Claude Code reads a CLAUDE.md file at the start of every session. Most developers who use it treat it as a list of rules — don't use this library, follow these conventions, run these commands before committing. This is underusing it significantly. The CLAUDE.md is the document that onboards your AI collaborator to your project, and it deserves the care you'd put into onboarding a new team member.

A good onboarding document for a human developer would tell them: what this project is and why it exists, the architectural decisions that define its structure and the reasoning behind them, the conventions that are non-negotiable and the ones that are preferences, the parts of the codebase that are fragile and need careful handling, the things that have been tried and didn't work, the tools and workflows the team uses. All of this is relevant to the assistant too.

The reasoning behind decisions is especially valuable. "We use X library" is a rule. "We use X library because Y library had performance problems at our scale and Z library didn't support the authentication model we need" is a decision with context — and an assistant that understands the context can make better judgment calls on adjacent decisions you haven't specified.

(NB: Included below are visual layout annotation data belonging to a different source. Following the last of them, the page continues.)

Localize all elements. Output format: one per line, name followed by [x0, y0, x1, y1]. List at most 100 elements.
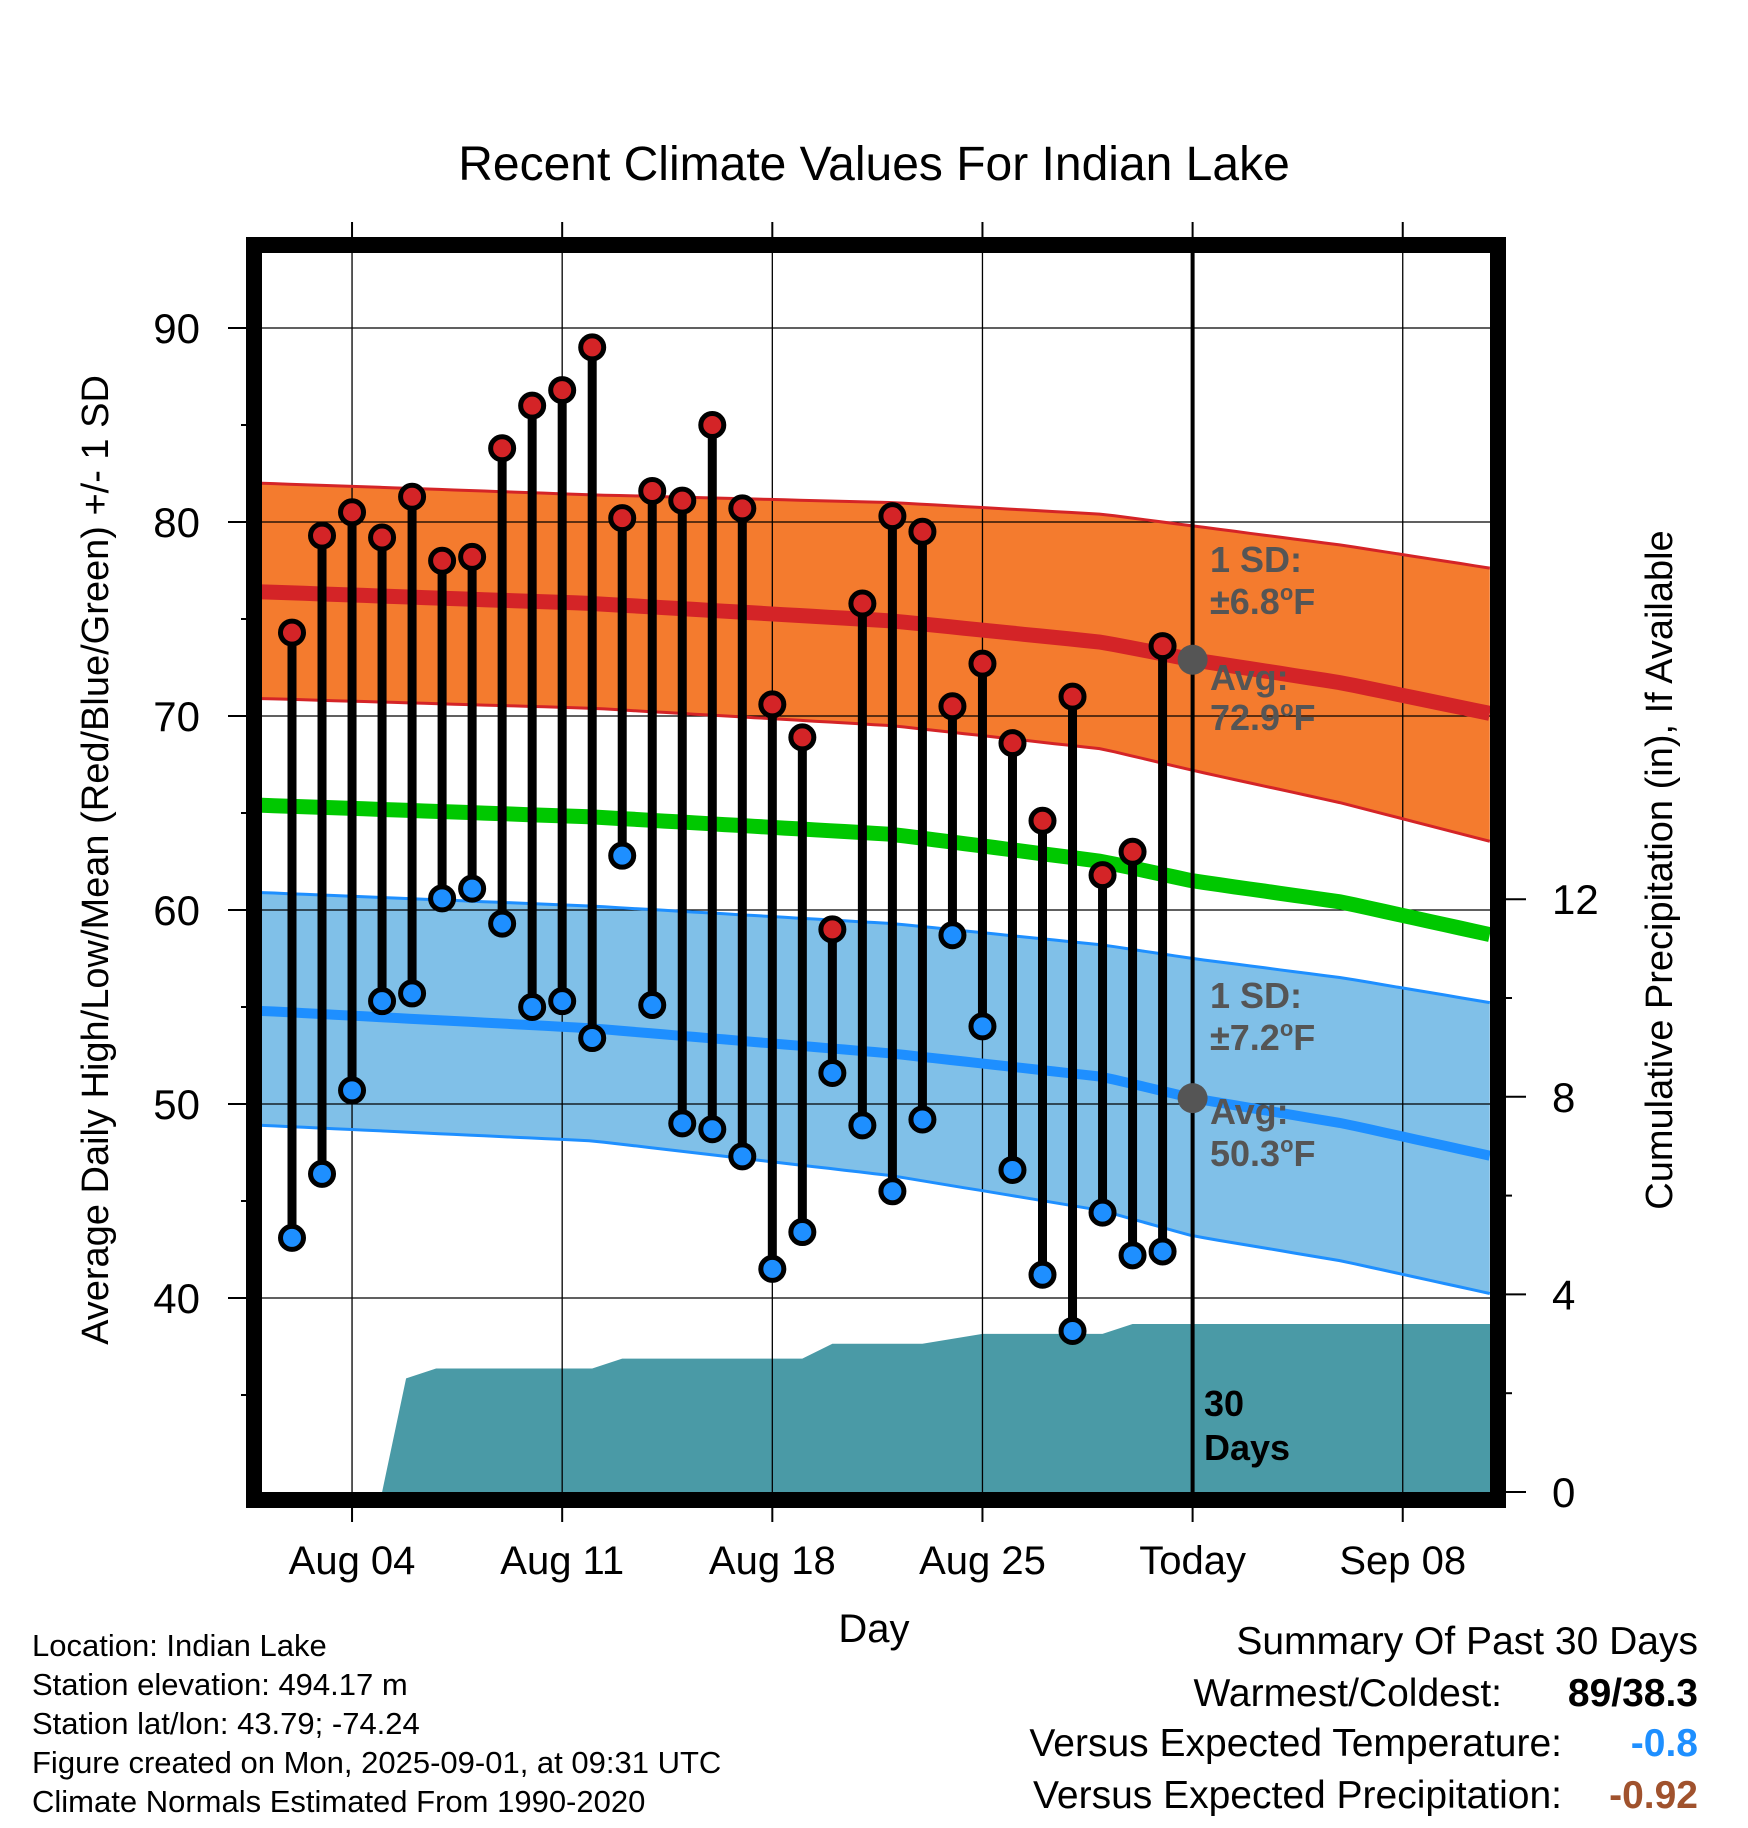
temp-vs-expected-label: Versus Expected Temperature: [1029, 1722, 1562, 1765]
daily-high-point [518, 391, 547, 420]
daily-high-point [398, 482, 427, 511]
daily-high-point [818, 915, 847, 944]
degree-symbol: o [1280, 1132, 1293, 1157]
daily-low-point [758, 1254, 787, 1283]
daily-low-point [998, 1155, 1027, 1184]
daily-low-point [308, 1159, 337, 1188]
fahrenheit-unit: F [1293, 581, 1315, 622]
y-axis-label: Average Daily High/Low/Mean (Red/Blue/Gr… [75, 375, 117, 1345]
high-plus-sd-line [262, 481, 1490, 570]
low-avg-label: Avg: [1210, 1091, 1289, 1132]
daily-high-point [458, 542, 487, 571]
location-text: Location: Indian Lake [32, 1628, 327, 1663]
precip-vs-expected-value: -0.92 [1609, 1774, 1698, 1817]
degree-symbol: o [1280, 580, 1293, 605]
y2-axis-label: Cumulative Precipitation (in), If Availa… [1639, 530, 1681, 1209]
created-text: Figure created on Mon, 2025-09-01, at 09… [32, 1745, 722, 1780]
daily-high-point [308, 521, 337, 550]
daily-low-point [278, 1223, 306, 1252]
high-avg-label: Avg: [1210, 657, 1289, 698]
daily-high-point [1148, 632, 1177, 661]
daily-low-point [698, 1115, 727, 1144]
low-plus-sd-line [262, 891, 1490, 1005]
x-tick-label: Aug 11 [500, 1539, 624, 1583]
daily-high-point [338, 498, 367, 527]
daily-low-point [608, 841, 637, 870]
daily-low-point [1058, 1316, 1087, 1345]
daily-low-point [968, 1012, 997, 1041]
daily-low-point [938, 921, 967, 950]
daily-high-point [668, 486, 697, 515]
average-low-line [262, 1006, 1490, 1161]
average-high-line [262, 584, 1490, 721]
x-axis-label: Day [838, 1607, 909, 1651]
daily-high-point [968, 649, 997, 678]
daily-low-point [668, 1109, 697, 1138]
low-avg-value-number: 50.3 [1210, 1133, 1280, 1174]
today-high-marker [1177, 644, 1208, 675]
daily-high-point [1058, 682, 1087, 711]
high-sd-band [262, 483, 1490, 842]
y2-tick-label: 8 [1552, 1074, 1575, 1121]
y-tick-label: 80 [153, 499, 200, 546]
elevation-text: Station elevation: 494.17 m [32, 1667, 408, 1702]
daily-low-point [458, 874, 487, 903]
daily-high-point [1118, 837, 1147, 866]
x-tick-label: Aug 25 [919, 1539, 1046, 1583]
daily-low-point [788, 1218, 817, 1247]
days-label: Days [1204, 1427, 1290, 1468]
precip-area [382, 1324, 1490, 1492]
fahrenheit-unit: F [1293, 1017, 1315, 1058]
low-sd-value-number: ±7.2 [1210, 1017, 1280, 1058]
normals-text: Climate Normals Estimated From 1990-2020 [32, 1784, 646, 1819]
daily-high-point [1088, 861, 1117, 890]
daily-high-point [878, 502, 907, 531]
daily-high-point [758, 690, 787, 719]
daily-low-point [1088, 1198, 1117, 1227]
fahrenheit-unit: F [1294, 697, 1316, 738]
daily-low-point [848, 1111, 877, 1140]
x-tick-label: Aug 04 [289, 1539, 416, 1583]
x-tick-label: Sep 08 [1339, 1539, 1466, 1583]
daily-high-point [368, 523, 397, 552]
high-sd-label: 1 SD: [1210, 539, 1302, 580]
high-sd-value-number: ±6.8 [1210, 581, 1280, 622]
x-tick-label: Today [1139, 1539, 1246, 1583]
daily-high-point [488, 434, 517, 463]
y-tick-label: 70 [153, 693, 200, 740]
temp-vs-expected-value: -0.8 [1630, 1722, 1698, 1765]
daily-low-point [338, 1076, 367, 1105]
daily-low-point [428, 884, 457, 913]
daily-high-point [728, 494, 757, 523]
y-tick-label: 40 [153, 1275, 200, 1322]
daily-low-point [368, 987, 397, 1016]
daily-low-point [578, 1024, 607, 1053]
daily-high-point [848, 589, 877, 618]
low-sd-label: 1 SD: [1210, 975, 1302, 1016]
high-avg-value-number: 72.9 [1210, 697, 1280, 738]
daily-high-point [578, 333, 607, 362]
daily-low-point [518, 993, 547, 1021]
y2-tick-label: 4 [1552, 1271, 1575, 1318]
summary-title: Summary Of Past 30 Days [1236, 1620, 1698, 1663]
degree-symbol: o [1280, 1016, 1293, 1041]
daily-high-point [938, 692, 967, 721]
daily-low-point [908, 1105, 937, 1134]
chart-title: Recent Climate Values For Indian Lake [458, 138, 1290, 191]
daily-low-point [1118, 1241, 1147, 1270]
daily-low-point [1148, 1237, 1177, 1266]
degree-symbol: o [1280, 696, 1293, 721]
high-sd-value: ±6.8oF [1210, 580, 1315, 622]
low-minus-sd-line [262, 1123, 1490, 1295]
daily-high-point [1028, 806, 1057, 835]
x-tick-label: Aug 18 [709, 1539, 836, 1583]
average-mean-line [262, 797, 1490, 942]
daily-low-point [1028, 1260, 1057, 1289]
y2-tick-label: 0 [1552, 1469, 1575, 1516]
daily-low-point [548, 987, 577, 1016]
y-tick-label: 90 [153, 305, 200, 352]
daily-low-point [728, 1142, 757, 1171]
today-low-marker [1177, 1083, 1208, 1114]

The CLAUDE.md also serves as documentation for human team members. The process of writing it — articulating the project's conventions and decisions clearly enough for an AI to act on them — produces exactly the kind of documentation that new team members need and that rarely gets written because it feels obvious to the people who already know it.

Write the CLAUDE.md as if you're explaining the project to a new hire who is very capable but knows nothing about your specific context. That's exactly what you're doing.